Putting a generic $1 photo in their layout opens up the possibility of a catastrophe for the photo researcher or editor. Like what? Well, the same microstock photo might appear elsewhere, in a public brochure, newspaper or magazine advertisement, or worst-case scenario, in a competitor's publication.

Persons who invest in a publication, book, magazine, textbook, coffee table book, etc. expect exclusivity. They don't expect to see the same photo used elsewhere.

Many a fledgling photo editor has been burned in the early days of microstock photography, when they jumped on this source of inexpensive photos and used a picture that a month later (or the same month!) was used elsewhere in the publishing world. There's a saying in the photo research arena, "If the photo costs a dollar, it could also cost your job." Publishers want to give their readers distinctive, relevant, well-researched text and photos. That's how they stay in business.

False Alarm

The perceived threat of competition from $1 pictures available on the Internet lessens even more when you look at what's happening when it comes to the selling of your editorial stock images.

On the photographer's side, editorial stock photographers have learned to personally keyword their photos with targeted words that guide the photo researcher to their site or a site like the PhotoSourceBANK, which has guaranteed high buyer traffic.

Photobuyers have discovered they can use the Internet to find the best, exact, exclusive photo for their publishing project. Using a text description and a popular search engine such as Google, Yahoo, or MSN, they type a "long tail search" (using several words to describe what they need) into the search bar*. This connects the buyers to photographers' websites or sites that make the work of many photographers available.

This system, of course, is in its infancy, but is the way of the future. The time is now to carry a notepad along with you in your photographic forays - overseas, or your local region, or your backyard. Every time you snap a picture, jot down several descriptive keywords you could use to identify it. Just the word 'camel,' 'weed,' or 'airplane' is no longer viable in your descriptive database. Expect to describe each image in four or five words, because that's what the photobuyer will be using in their Google search.

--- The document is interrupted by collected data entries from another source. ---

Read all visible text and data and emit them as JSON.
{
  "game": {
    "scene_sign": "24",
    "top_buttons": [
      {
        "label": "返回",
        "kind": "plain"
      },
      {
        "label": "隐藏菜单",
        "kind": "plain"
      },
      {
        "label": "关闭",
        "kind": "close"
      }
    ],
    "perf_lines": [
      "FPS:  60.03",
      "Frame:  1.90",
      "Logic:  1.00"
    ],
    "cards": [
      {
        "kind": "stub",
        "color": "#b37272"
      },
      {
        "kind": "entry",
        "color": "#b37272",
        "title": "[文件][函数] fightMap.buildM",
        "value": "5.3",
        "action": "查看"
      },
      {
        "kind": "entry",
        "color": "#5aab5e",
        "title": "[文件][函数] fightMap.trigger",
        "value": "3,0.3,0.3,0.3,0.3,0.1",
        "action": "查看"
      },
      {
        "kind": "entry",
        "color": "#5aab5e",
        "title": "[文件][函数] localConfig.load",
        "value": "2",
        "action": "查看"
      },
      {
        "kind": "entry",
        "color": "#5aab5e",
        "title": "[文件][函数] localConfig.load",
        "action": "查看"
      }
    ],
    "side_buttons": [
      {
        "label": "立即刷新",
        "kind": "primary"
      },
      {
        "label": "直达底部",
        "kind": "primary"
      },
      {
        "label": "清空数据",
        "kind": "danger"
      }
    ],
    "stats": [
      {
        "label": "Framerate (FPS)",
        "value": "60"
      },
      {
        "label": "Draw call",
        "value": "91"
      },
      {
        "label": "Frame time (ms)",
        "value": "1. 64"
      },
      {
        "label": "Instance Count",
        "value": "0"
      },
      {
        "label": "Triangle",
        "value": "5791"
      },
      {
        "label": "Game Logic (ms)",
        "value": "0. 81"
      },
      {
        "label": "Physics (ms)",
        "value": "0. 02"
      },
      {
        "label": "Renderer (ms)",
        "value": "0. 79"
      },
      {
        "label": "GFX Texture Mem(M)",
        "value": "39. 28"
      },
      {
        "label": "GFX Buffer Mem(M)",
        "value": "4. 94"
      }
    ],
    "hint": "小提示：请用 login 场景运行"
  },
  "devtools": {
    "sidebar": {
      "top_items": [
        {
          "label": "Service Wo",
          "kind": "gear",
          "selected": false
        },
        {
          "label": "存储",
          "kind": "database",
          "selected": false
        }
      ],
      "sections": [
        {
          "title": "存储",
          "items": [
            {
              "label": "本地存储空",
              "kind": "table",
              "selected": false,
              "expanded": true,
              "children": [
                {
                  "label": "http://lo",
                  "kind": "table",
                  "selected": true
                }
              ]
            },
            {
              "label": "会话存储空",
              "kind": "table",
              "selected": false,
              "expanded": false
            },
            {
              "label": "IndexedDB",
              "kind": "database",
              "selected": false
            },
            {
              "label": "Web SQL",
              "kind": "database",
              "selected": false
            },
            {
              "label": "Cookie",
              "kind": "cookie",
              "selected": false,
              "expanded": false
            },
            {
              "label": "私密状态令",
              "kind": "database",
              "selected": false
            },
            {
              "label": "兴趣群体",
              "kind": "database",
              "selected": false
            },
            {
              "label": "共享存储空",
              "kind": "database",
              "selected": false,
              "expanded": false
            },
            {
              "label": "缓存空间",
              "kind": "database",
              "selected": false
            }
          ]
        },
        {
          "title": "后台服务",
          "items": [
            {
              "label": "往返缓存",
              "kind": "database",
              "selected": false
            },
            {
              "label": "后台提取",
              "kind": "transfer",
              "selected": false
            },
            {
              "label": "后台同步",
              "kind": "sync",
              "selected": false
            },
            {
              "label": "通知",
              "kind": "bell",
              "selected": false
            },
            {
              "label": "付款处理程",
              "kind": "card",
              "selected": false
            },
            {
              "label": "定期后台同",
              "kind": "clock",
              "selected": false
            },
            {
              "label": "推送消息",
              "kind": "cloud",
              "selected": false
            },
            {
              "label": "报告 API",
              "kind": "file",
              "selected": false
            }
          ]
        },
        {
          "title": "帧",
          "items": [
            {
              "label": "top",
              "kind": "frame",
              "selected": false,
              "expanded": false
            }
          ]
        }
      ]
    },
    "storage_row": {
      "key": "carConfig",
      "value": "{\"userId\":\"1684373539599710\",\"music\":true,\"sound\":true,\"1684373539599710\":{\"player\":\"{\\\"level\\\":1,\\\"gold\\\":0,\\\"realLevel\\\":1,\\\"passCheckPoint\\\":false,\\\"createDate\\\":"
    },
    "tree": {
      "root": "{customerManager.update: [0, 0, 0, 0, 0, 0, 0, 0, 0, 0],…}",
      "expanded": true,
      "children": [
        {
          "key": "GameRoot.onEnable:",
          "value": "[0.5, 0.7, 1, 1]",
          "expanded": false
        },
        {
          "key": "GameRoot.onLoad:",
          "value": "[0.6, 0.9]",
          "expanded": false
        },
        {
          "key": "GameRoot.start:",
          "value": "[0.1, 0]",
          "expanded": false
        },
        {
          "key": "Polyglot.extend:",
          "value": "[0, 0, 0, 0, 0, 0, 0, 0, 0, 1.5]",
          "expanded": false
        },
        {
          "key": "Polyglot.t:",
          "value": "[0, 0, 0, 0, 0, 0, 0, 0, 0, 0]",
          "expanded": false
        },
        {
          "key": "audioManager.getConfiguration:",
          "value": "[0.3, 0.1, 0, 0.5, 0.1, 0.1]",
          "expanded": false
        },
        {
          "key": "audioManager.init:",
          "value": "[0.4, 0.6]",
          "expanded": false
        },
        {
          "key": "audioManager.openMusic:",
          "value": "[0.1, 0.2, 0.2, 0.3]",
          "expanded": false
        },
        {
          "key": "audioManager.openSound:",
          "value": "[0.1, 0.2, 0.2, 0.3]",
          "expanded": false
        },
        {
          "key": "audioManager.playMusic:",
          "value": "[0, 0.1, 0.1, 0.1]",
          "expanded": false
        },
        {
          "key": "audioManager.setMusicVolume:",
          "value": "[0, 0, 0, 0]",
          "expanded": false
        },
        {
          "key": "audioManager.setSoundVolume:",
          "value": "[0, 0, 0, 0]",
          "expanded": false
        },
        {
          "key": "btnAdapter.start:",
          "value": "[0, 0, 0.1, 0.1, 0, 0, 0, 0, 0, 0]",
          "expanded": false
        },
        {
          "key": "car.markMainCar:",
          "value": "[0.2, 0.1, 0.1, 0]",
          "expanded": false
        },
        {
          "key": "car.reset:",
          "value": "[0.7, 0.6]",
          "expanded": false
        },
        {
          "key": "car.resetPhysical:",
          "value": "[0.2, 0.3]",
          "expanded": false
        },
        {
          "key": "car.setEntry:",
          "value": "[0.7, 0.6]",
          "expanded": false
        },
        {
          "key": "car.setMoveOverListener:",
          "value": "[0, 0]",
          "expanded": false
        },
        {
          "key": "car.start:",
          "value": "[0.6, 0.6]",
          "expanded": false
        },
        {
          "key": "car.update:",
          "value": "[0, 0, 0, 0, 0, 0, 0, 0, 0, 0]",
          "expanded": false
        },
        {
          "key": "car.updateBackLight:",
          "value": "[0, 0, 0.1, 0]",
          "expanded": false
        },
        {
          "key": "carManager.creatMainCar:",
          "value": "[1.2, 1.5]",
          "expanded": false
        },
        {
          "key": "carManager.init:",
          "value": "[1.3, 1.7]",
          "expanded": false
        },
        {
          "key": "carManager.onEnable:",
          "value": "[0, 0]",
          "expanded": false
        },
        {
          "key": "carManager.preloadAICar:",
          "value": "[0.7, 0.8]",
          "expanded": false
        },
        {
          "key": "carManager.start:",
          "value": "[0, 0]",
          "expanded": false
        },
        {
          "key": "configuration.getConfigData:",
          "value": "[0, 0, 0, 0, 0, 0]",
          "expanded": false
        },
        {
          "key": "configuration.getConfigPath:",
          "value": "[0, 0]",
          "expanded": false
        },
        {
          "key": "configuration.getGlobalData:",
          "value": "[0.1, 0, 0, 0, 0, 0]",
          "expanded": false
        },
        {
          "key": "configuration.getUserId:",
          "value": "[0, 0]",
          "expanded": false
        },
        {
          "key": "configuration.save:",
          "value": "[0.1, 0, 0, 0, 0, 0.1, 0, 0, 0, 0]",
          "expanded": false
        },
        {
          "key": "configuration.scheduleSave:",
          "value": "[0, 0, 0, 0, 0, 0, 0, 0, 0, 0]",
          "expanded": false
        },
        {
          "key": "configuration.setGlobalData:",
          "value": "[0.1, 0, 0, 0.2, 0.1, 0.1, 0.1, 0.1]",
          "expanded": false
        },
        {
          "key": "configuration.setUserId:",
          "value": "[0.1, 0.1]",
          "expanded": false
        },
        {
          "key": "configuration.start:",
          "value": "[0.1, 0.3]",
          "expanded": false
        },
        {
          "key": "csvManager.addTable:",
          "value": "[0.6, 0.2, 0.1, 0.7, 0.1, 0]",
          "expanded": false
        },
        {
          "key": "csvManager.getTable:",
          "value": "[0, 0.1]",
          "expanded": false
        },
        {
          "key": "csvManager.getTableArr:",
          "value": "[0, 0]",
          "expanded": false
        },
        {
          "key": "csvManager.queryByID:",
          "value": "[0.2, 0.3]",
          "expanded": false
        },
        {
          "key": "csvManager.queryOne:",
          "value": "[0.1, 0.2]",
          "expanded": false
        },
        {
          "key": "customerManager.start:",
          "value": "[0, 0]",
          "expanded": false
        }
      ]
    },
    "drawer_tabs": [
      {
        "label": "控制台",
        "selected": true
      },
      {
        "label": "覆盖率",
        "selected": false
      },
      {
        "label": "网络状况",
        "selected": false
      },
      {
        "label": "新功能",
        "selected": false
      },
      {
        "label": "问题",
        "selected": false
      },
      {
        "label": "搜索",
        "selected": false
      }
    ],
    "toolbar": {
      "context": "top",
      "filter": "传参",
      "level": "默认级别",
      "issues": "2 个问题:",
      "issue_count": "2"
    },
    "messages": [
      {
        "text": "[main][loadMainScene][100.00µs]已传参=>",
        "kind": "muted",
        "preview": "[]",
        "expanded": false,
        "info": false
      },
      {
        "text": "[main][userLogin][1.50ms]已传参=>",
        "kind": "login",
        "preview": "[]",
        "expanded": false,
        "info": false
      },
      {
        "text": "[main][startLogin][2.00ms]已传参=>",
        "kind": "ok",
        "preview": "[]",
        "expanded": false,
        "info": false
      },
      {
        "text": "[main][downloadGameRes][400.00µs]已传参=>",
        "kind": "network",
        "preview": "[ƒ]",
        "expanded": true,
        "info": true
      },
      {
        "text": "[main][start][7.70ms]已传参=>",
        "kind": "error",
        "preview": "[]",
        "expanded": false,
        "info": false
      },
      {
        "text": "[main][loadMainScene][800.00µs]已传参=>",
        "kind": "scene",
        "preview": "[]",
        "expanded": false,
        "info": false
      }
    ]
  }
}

*We encourage photobuyers to also add the word photosource in the search request. That lands them on the PhotoSourceBANK, where member photographers list identifying descriptions of more than 2 million specific photos. Buyers can find the photo they need in seconds, using the keyword search system. The PhotoSourceBANK is used by hundreds of photobuyers every day, to search for the source of the photos they need. To sign up for the PhotoSourceBANK, go to http://www.photosourcebank.com.

Rohn Engh is the best-selling author of "Sell & ReSell Your Photos" and "sellphotos.com." He has produced a new eBook, "How to Make the Marketable Photo." For more information and to learn how to sell photos and to receive his free eReport: "8 Steps to Becoming a Published Photographer," visit his website, PhotoSource International or call 800 624-0266.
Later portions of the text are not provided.